The Effect of Star--Disk Interactions on Highly Eccentric Stellar Orbits in Active Galactic Nuclei: A Disk Loss Cone and Implications for Stellar Tidal Disruption Events

TL;DR

This paper investigates how interactions between stars and accretion disks around black holes in galactic centers influence stellar orbits, creating a disk loss cone that affects the rate of stellar tidal disruption events.

Contribution

It introduces the concept of a disk loss cone caused by star-disk interactions and analyzes its impact on stellar orbit evolution and tidal disruption rates.

Findings

Disk interactions circularize highly eccentric stellar orbits.

The disk loss cone is larger than the tidal disruption loss cone at near-Eddington accretion rates.

Overall tidal disruption rates are minimally affected by the disk loss cone.

Abstract

Galactic center black holes appear to be nearly universally surrounded by dense stellar clusters.
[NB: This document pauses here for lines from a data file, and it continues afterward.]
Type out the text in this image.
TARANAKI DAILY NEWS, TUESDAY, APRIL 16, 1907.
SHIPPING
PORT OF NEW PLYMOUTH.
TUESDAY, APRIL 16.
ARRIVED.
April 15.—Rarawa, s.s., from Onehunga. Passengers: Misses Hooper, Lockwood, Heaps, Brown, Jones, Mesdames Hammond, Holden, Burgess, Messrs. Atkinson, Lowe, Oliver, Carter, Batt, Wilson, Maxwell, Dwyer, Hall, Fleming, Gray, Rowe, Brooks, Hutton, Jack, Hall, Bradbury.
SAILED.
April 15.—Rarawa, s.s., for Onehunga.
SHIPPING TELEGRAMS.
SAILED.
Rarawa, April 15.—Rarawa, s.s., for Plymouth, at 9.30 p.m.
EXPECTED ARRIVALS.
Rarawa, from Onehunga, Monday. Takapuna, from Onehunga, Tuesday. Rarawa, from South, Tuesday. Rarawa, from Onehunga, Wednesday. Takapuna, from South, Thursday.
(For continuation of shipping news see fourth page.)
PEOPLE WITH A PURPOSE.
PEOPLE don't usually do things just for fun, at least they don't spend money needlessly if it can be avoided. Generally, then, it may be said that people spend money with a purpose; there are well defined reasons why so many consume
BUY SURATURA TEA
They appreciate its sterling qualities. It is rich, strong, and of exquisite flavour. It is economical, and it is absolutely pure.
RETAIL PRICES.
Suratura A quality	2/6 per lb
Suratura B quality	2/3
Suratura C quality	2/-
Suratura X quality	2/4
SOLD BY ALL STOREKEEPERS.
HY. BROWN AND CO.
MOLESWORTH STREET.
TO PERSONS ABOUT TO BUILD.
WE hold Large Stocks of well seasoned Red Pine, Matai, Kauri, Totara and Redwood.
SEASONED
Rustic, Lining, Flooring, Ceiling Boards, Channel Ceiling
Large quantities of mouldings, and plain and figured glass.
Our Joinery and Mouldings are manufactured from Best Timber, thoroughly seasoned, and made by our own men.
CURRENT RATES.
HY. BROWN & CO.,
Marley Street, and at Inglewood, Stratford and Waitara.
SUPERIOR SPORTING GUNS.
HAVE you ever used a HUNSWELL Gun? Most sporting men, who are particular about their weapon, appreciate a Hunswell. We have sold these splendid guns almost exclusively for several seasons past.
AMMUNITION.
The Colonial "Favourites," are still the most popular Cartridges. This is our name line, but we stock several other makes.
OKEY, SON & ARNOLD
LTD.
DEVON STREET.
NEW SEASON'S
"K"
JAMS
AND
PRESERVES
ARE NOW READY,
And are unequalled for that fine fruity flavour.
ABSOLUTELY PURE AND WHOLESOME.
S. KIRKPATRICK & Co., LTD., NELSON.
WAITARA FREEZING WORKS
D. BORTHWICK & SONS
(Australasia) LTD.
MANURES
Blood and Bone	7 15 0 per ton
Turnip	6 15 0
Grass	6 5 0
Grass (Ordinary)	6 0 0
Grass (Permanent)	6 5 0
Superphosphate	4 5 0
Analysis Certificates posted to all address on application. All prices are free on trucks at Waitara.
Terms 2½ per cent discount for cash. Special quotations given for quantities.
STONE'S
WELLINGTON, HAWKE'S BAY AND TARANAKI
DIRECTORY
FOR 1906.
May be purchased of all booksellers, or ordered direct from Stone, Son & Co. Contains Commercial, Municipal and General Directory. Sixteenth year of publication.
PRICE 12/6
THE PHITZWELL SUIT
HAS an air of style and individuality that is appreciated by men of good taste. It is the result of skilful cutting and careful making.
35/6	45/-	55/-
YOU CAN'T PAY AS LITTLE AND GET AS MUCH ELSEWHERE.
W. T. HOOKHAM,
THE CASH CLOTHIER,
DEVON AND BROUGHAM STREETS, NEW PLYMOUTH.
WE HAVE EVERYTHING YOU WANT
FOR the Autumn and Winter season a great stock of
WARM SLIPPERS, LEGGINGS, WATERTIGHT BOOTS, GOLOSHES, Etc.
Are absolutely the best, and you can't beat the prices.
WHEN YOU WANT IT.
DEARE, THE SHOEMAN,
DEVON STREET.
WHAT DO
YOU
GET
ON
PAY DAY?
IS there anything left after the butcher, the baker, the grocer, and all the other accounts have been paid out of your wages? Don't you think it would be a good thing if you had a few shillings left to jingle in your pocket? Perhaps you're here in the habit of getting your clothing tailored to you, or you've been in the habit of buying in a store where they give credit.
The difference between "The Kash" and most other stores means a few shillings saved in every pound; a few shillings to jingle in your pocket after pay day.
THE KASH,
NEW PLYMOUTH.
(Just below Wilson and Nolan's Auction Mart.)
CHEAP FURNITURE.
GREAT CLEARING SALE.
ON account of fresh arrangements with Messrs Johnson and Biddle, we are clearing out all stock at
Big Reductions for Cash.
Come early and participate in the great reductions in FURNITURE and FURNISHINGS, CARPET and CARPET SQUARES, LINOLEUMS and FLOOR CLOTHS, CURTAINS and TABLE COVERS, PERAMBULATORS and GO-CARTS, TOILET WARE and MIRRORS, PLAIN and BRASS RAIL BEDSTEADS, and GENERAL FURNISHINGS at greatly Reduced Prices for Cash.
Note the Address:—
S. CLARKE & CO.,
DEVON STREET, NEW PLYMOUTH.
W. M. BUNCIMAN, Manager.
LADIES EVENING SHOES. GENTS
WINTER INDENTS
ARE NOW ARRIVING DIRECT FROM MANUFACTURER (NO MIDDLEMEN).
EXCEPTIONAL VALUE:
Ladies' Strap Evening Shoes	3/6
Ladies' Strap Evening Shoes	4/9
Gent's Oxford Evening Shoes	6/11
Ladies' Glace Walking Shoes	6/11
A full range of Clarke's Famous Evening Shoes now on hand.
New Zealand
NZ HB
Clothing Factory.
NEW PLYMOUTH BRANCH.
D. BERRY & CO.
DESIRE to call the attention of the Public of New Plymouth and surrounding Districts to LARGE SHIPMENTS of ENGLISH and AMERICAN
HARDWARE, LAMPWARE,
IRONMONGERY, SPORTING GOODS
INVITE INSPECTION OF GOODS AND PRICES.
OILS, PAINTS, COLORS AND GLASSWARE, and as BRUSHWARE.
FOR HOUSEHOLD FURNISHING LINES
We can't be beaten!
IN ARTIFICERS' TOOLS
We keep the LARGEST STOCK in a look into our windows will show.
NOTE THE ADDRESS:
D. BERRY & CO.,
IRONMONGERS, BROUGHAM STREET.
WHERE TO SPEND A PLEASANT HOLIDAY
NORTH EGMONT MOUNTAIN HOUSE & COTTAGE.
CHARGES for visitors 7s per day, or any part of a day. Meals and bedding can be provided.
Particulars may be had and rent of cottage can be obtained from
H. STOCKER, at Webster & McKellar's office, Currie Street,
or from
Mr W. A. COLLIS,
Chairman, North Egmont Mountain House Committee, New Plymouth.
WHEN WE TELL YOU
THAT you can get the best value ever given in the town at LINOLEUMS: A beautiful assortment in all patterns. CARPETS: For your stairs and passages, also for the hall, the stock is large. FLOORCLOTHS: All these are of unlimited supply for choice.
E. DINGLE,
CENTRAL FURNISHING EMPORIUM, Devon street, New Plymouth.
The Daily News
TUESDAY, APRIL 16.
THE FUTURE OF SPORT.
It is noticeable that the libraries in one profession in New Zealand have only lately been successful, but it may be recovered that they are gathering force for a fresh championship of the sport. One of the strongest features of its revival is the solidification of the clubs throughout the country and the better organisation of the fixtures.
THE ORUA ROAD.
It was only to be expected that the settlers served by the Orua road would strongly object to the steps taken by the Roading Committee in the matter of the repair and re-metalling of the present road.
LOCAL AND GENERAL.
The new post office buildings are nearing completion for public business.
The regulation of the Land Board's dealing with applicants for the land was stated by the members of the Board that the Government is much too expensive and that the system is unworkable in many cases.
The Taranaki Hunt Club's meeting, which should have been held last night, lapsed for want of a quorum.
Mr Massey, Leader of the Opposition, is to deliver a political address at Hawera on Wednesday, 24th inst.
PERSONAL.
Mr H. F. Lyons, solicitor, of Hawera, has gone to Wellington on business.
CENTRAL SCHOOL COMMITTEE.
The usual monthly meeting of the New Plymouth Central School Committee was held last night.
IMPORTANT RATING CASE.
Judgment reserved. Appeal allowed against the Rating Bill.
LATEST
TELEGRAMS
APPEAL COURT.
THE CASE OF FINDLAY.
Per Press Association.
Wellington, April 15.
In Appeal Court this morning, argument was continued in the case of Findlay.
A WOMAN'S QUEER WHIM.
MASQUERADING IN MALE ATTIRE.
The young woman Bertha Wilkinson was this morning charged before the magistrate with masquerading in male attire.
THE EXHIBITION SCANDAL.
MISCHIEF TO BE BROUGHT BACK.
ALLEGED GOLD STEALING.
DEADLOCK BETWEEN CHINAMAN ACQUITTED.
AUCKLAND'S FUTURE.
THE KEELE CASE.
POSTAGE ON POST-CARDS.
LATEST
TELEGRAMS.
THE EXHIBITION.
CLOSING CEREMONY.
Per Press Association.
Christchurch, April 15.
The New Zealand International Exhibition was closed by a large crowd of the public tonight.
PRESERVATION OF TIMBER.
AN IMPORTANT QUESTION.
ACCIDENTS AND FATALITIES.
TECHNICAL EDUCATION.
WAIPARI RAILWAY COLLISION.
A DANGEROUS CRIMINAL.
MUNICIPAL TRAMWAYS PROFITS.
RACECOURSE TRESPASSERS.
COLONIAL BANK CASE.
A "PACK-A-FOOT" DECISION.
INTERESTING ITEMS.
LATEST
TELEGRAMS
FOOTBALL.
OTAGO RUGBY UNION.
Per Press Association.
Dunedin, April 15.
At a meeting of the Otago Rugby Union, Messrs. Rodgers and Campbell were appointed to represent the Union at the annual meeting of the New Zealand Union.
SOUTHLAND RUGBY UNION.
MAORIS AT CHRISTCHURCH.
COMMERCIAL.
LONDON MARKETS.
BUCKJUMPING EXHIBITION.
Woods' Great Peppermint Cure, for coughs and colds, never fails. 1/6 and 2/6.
When these black holes go through an active accretion phase, the multiple components of the accretion disk, stellar cluster, and black hole system all coexist. We analyze the effect of drag forces on highly eccentric stellar orbits incurred as stars puncture through the disk plane. Disk crossings dissipate orbital energy, drawing eccentric stars into more circular orbits. For high surface density disks, such as those found around black holes accreting near the Eddington mass accretion limit, the magnitude of this energy dissipation can be larger than the mean scatterings that stars receive by two body relaxation. One implication of this is the presence of a disk "loss cone" for highly eccentric stellar orbits where the dissipation from disk interaction outweighs scatter via two body relaxation. The disk loss cone is larger than the tidal disruption loss cone for near-Eddington black hole accretion rates. Stellar orbits within the disk loss cone are lost from the overall cluster as stellar orbits are circularized and stars are potentially ablated by their high-velocity impacts with the disk. We find, however, that the presence of the disk loss cone has a minimal effect on the overall rate of stellar tidal disruptions. Stars are still efficiently fed to the black hole from more-distant stellar orbits that receive large-enough per orbit scatter to jump over the disk loss cone and end up tidally disrupted.